- Spodnja Kapla Location in Slovenia
- Coordinates: 46°38′21.95″N 15°24′13.08″E﻿ / ﻿46.6394306°N 15.4036333°E
- Country: Slovenia
- Traditional region: Styria
- Statistical region: Carinthia
- Municipality: Podvelka

Area
- • Total: 16.71 km^{2} (6.45 sq mi)
- Elevation: 526.6 m (1,727.7 ft)

Population (2002)
- • Total: 380

= Spodnja Kapla =

Spodnja Kapla (/sl/) is a dispersed settlement in the hills north of the Drava River in the Municipality of Podvelka in Slovenia, close to the border with Austria.

==Name==
The name Spodnja Kapla literally means 'lower Kapla', distinguishing the settlement from neighboring Zgornja Kapla (literally, 'upper Kapla').
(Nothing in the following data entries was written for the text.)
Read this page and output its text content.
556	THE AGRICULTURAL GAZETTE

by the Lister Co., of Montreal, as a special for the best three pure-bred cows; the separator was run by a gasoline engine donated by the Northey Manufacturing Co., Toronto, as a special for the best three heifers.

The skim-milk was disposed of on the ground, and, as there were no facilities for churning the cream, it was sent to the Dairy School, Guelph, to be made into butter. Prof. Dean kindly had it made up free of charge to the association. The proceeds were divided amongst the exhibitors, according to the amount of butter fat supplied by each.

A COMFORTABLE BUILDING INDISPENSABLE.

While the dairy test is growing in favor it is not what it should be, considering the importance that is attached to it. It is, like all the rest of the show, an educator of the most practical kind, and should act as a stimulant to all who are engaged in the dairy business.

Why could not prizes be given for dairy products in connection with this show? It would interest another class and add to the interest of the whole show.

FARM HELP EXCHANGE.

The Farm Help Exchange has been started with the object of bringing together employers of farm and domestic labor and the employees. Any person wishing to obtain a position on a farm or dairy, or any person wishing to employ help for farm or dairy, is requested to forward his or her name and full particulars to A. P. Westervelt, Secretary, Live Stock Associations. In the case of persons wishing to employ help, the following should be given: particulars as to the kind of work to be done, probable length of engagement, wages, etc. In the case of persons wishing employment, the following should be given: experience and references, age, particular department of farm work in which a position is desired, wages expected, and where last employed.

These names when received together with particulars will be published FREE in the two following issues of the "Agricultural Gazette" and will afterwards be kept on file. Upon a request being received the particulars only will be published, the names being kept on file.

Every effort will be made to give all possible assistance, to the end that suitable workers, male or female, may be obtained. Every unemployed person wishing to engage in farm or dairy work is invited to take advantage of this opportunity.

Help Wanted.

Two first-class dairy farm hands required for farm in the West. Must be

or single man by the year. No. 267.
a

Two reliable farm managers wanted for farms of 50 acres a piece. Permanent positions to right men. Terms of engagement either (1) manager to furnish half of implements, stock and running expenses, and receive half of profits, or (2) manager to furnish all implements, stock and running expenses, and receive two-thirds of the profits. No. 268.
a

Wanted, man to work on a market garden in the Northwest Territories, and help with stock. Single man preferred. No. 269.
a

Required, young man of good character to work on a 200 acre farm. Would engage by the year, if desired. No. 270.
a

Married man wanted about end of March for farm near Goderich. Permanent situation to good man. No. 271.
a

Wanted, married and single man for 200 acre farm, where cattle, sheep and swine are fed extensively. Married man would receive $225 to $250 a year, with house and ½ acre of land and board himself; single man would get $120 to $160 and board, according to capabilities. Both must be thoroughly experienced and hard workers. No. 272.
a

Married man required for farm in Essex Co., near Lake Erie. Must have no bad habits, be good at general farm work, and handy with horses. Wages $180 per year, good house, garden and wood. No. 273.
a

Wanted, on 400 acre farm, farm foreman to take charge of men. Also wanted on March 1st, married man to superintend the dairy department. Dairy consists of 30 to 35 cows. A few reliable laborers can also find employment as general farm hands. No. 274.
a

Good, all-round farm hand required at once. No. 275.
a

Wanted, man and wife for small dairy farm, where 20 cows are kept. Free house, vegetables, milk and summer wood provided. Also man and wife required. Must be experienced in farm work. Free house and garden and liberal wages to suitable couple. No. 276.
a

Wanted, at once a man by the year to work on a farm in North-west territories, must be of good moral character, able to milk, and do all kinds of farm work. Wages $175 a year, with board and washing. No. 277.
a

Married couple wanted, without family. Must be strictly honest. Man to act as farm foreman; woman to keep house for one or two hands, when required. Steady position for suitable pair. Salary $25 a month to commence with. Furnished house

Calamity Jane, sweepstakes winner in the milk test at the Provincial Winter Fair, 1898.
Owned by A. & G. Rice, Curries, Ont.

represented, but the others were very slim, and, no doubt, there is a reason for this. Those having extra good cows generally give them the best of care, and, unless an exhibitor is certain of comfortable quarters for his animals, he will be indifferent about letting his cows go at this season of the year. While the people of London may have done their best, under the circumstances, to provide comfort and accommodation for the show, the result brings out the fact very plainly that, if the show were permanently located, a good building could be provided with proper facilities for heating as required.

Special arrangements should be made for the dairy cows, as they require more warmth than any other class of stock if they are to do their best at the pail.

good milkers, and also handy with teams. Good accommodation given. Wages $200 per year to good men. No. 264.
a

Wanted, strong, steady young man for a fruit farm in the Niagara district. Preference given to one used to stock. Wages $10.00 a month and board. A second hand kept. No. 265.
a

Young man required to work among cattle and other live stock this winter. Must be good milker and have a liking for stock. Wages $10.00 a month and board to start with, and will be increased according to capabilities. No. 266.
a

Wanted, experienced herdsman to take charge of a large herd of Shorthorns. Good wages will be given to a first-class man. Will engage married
Like other settlements named Kapla (e.g., Kapla in the Municipality of Tabor) and similar names (e.g., Kaplja vas, Kapljišče, and Železna Kapla in Austria), the name is derived from the Slovene common noun *kapla 'chapel' (< *kapela < MHG and OHG kappella < Latin cappella 'chapel'), referring to a local religious structure.

==Mass graves==
Spodnja Kapla is the site of three known mass graves or unmarked graves associated with the Second World War. They all contain the remains of victims murdered in May 1945 by the Jože Lacko Detachment of the Partisan forces. The Četrtnik Cross Mass Grave (Grobišče četrtnikov križ) is located at the Četrtnik farm in the southern part of the settlement. It contains the remains of a family of five from Ruše that was murdered because the head of the family was suspected of being an informant. The Breznik Chapel-Shrine Mass Grave (Grobišče pri Breznikovi kapeli) lies behind a chapel-shrine about 250 m west of the Breznik farm (at Spodnja Kapla no. 43). It contains the remains six people murdered on suspicion of being informants. The Sršen Grave (Grobišče Sršenovo)—also known as the Sršen Shack Grave (Grobišče Sršenova koča), Pekel Grave (Grobišče Pekel), or Spodnji Krampl Grave (Grobišče Spodnji Krampl)—is located about 150 m southwest of the house at the Spodnji Krampl farm (at Spodnja Kapla no. 19). It contains the remains of an Austrian murdered on suspicion of being an informant.